By Gloria Piña
Nimoderrimo and the one I support, Wendy Guevera has already made history in Mexican television. With more than 18.2 million votes she was named the first winner of the reality show "La Casa de los Famosos Mexico" which was watched by more than 21 million people nationwide.
It is not a minor recognition, since it comes from Televisa, the most important television station in Latin America, where historically, masculinized, misogynist, caricatured and stereotyped narratives about homosexuality have been maintained, without including transgender people or people of diversity in their content.
It is an achievement of visibility and resistance. Where the power to name and recognize is just one of the many pending issues in favor of the transgender community and all diversity.

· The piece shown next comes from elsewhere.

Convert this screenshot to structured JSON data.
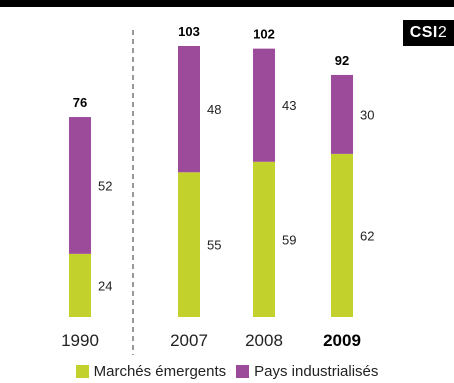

In the face of transphobic political positions, and even feminist branches, who refuse to name them by their gender identity.
The talk of transsexuality began to be strongly mediatized since 2015, when the athlete Bruce Jenner, father of models Kylie and Kendall Jenner, decided to name himself as a transgender woman. "Call me Caitlyn" was the title of the Vanity Fair cover where, for the first time, he made public his identity. From that moment on, she became an icon of the trans community worldwide.
However, this does not mean that transsexuality did not exist in Mexico. Figures in the show business, such as actresses Alejandra Bogue and Libertad Palomo, were resilient in the face of conservative positions even when neither equal marriage nor gender identity was recognized.
Wendy Guevara, born in 1993 in Leon, Guanajuato, began her transition in physique and aesthetics at a very young age. In 2017 that rose to fame with the video of "Las Perdidas", since then she positioned herself as a beloved influencer on the internet who now has more than 6 million followers on Instagram and 2.6 million on TikTok.
She is a trans woman, racialized, brown, a former sex worker, a survivor of abuse and from a precarious background. In fact, in the selection of members to "La Casa de los Famosos", Wendy was the only member who did not fit the economic, family lineage or fame standards of her peers, which also evidenced their classist, transphobic and homophobic biases.
"She is teaching me to be an earthly person, from the underworld", was the comment about Wendy made by singer Apio Quijano, drawing criticism for his classist and discriminatory intention.
That is why Wendy represents the struggle of thousands of transgender women and men in the country with stories drawn in economically scarce environments, violence and lack of opportunities. Hence lies the importance of her achievement and putting people who have historically been segregated at the center.
Hundreds of people celebrated Wendy's triumph at the Angel de la Independencia and the Zona Rosa in Mexico City, but also from the Coecillo neighborhood in Leon, Guanajuato, where the celebrity is from.
In this entity, the trans activist Devanny Cardiel was murdered in 2021, in the same year Saulette was found dead and with traces of violence, the following year the transgender woman Isabella Alvarez was murdered; while so far this year Pamela, Divina Jhons and Fede were killed.
Mexico has become the second country with the most transfeminicides in Latin America, only behind Brazil. From 2018 to 2022, 48 murders of trans people were committed, according to the organization Letra S.
The state of Guanajuato, where Wendy Guevara is from, has refused to approve a regulatory framework in favor of the human rights of the LGBTI+ community. It was legislators from the National Action Party who have prevented the approval of the Sexual Diversity Law for the creation of a specialized body for the attention of this population.
This entity also does not have laws recognizing transgender identities. Across the country, 14 entities still refuse to endorse the self-chosen identity of transgender persons over 18 years of age.
The lack of public care for transgender people also remains one of the main debts. Because they do not have access to hormone treatments, hundreds of trans women live with injuries, wounds and burns caused by the application of modeling injections of vegetable and car oils. A public health problem that remains unaddressed.
Nearly half a million people in Mexico (908,600 people) identify with a gender different from that of their birth, according to INEGI's latest National Survey on Sexual and Gender Diversity.
The success and affection shown to Wendy Guevara is an example of how far Mexico has come in favor of the trans community and diversity, but it is also a reminder of the historical debt owed to them in protecting and recognizing their rights.
The opinions expressed are the responsibility of the authors and are absolutely independent of the position and editorial line of Opinion 51.